The main limitation of this present research was that the respiratory control facilities were not applied in our study. Thus, we lacked the information on the intra-fraction movements (such as respiration), which have been associated with significant setup errors [33-35]. However, Richter et al. reported that breathing-induced chest motions were small in planning four-dimensional CT studies and were found to be reproducible for the total treatment course [36]. Similarly, Brouwers et al. reported that data from both setup and twodimensional electronic portal imaging device dosimetry indicate that RT for patients treated during free breathing and voluntary moderately deep inspiration breath-holding was reproducible without significant differences [34].

Conclusion

The Z translational errors of irradiating the CWs plus the SR of breast cancer patients were significantly greater than that of the CWs alone, and the left-sided Y-translational errors in these patients were significantly greater than for the right-sided errors.
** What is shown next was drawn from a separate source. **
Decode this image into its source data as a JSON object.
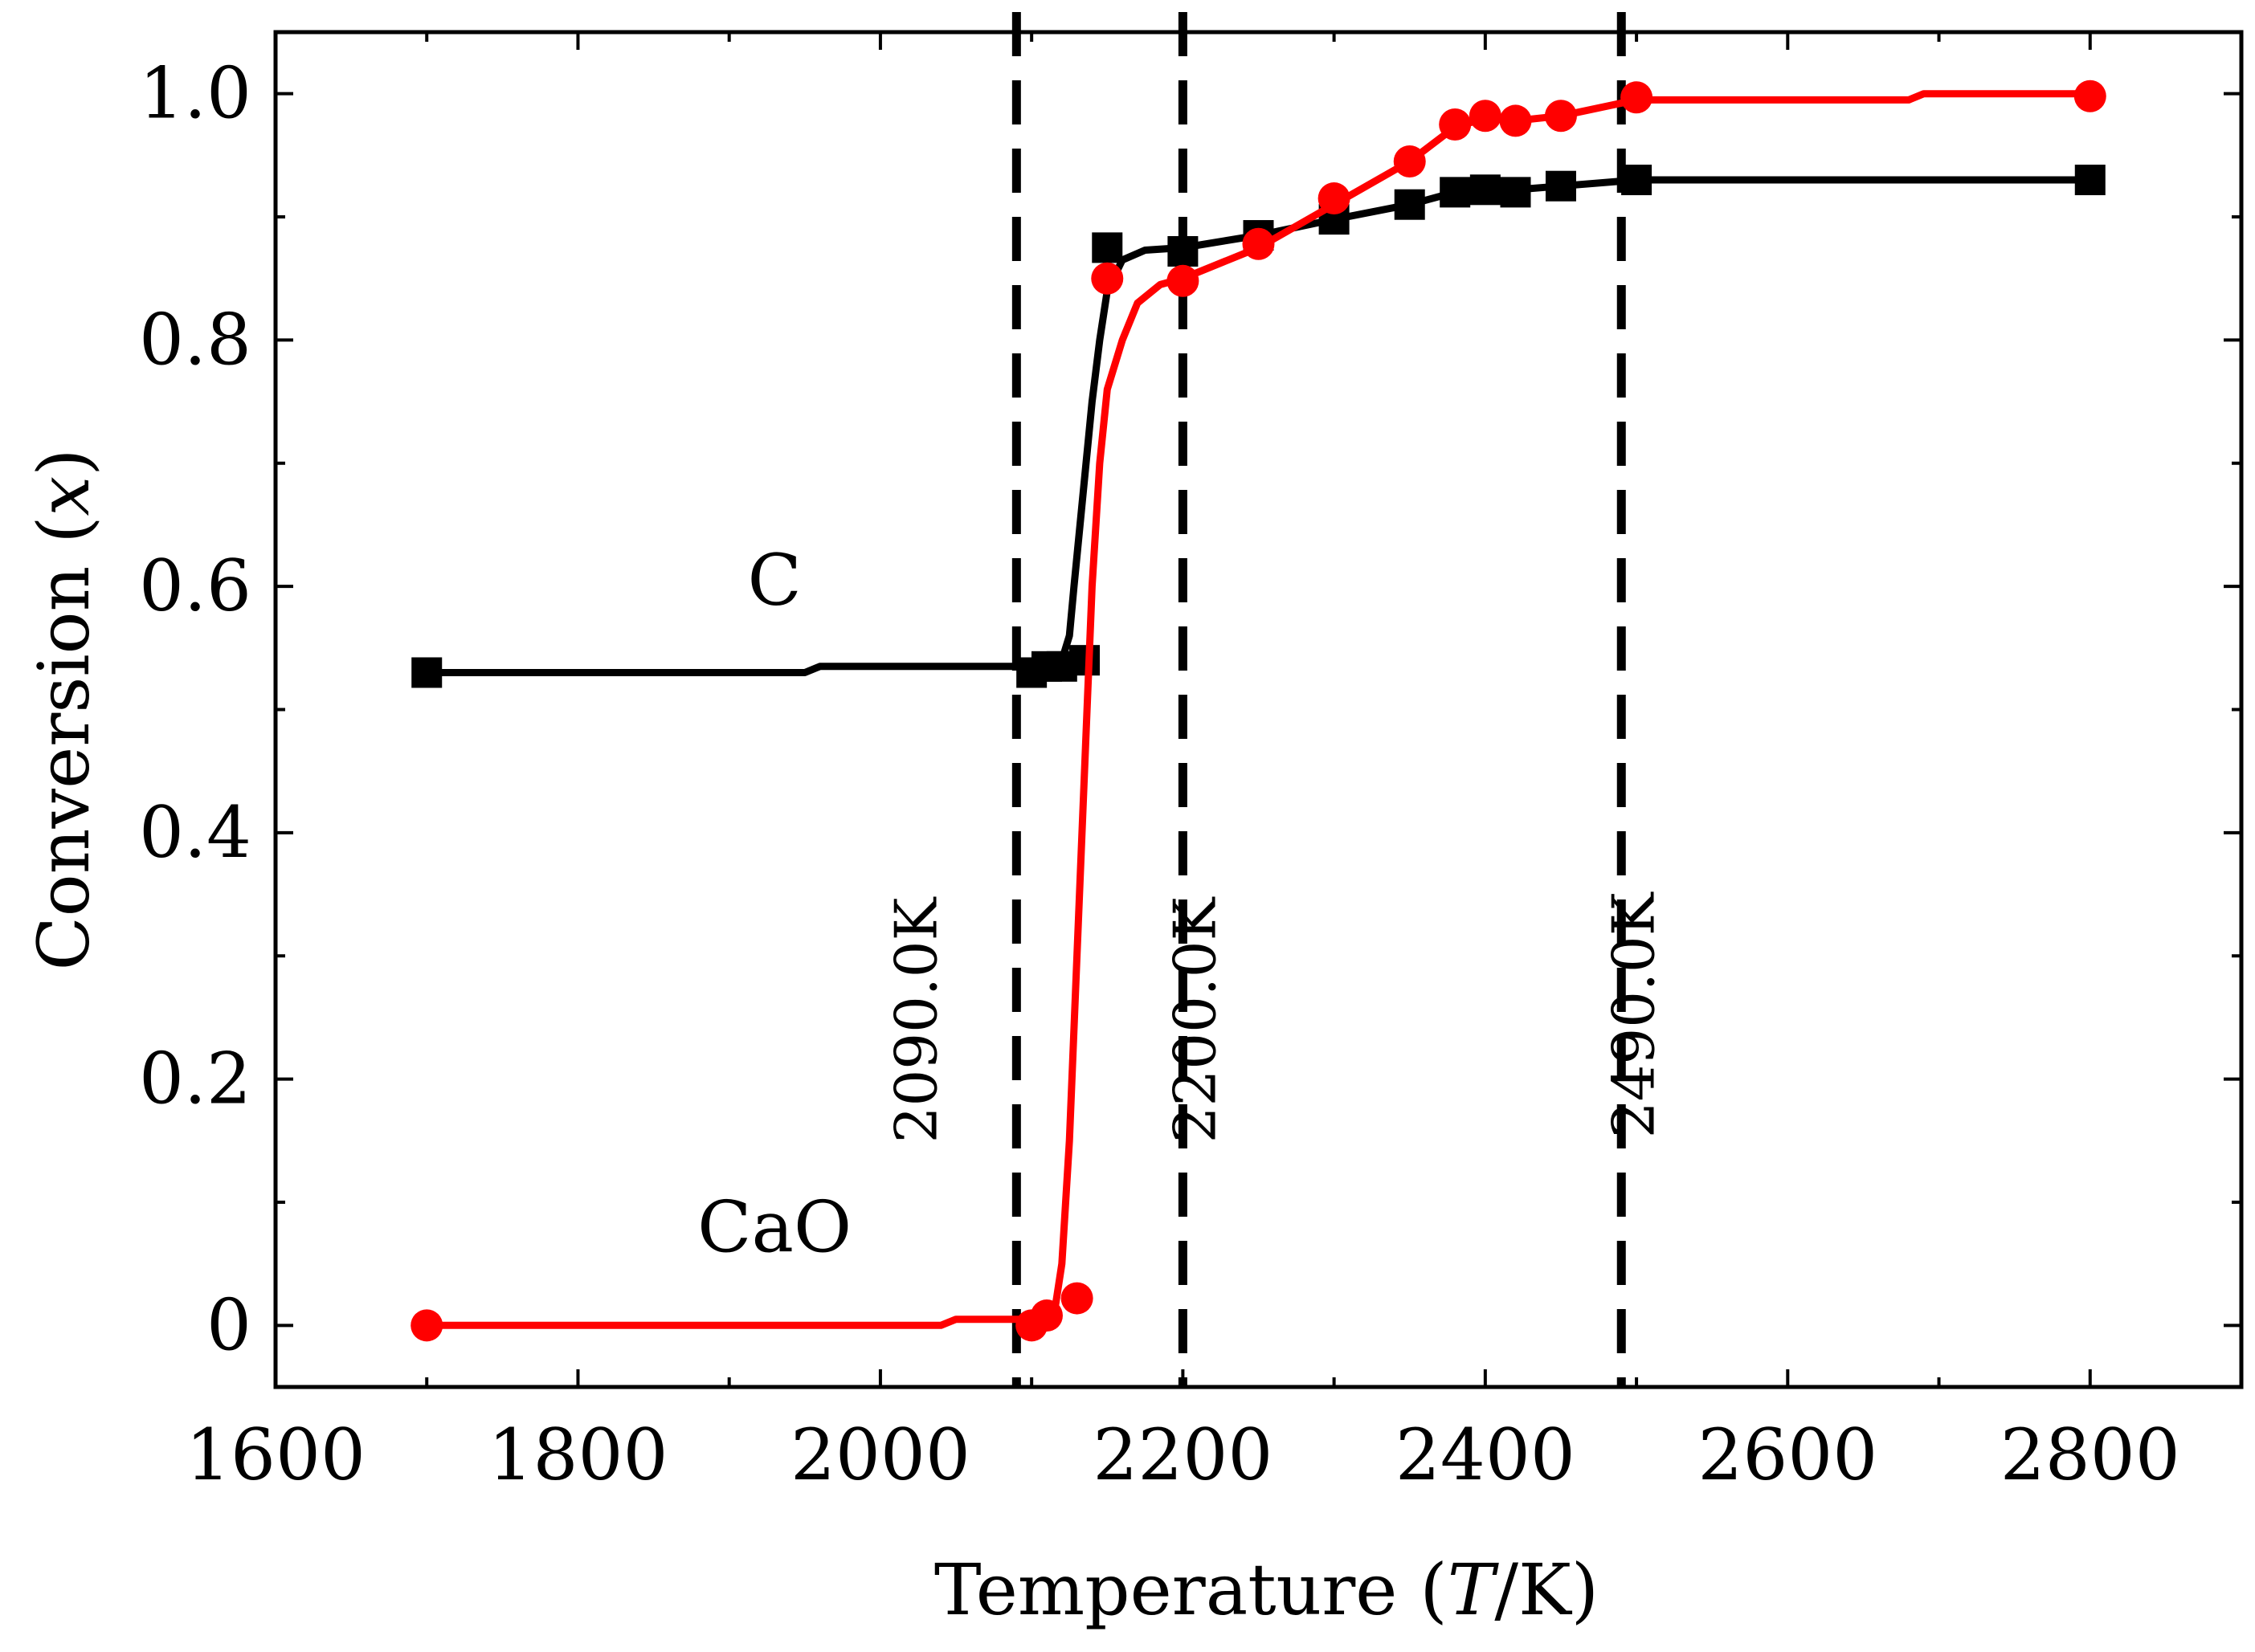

In treating breast cancer patients after MRM, positioning errors in IGRT should be anticipated and corrected.

Acknowledgements

This study was supported by Clinical Research Support Funds of Chinese PLA General Hospital (No.2016FC-TSYS-1008), Wu Jieping Medical Foundation (No.320675012636) .The funders had no role in the study design, data collection and analysis, decision to publish, or preparation of the manuscript.

Conflict of Interests

All authors declare that they have no conflicts of interests.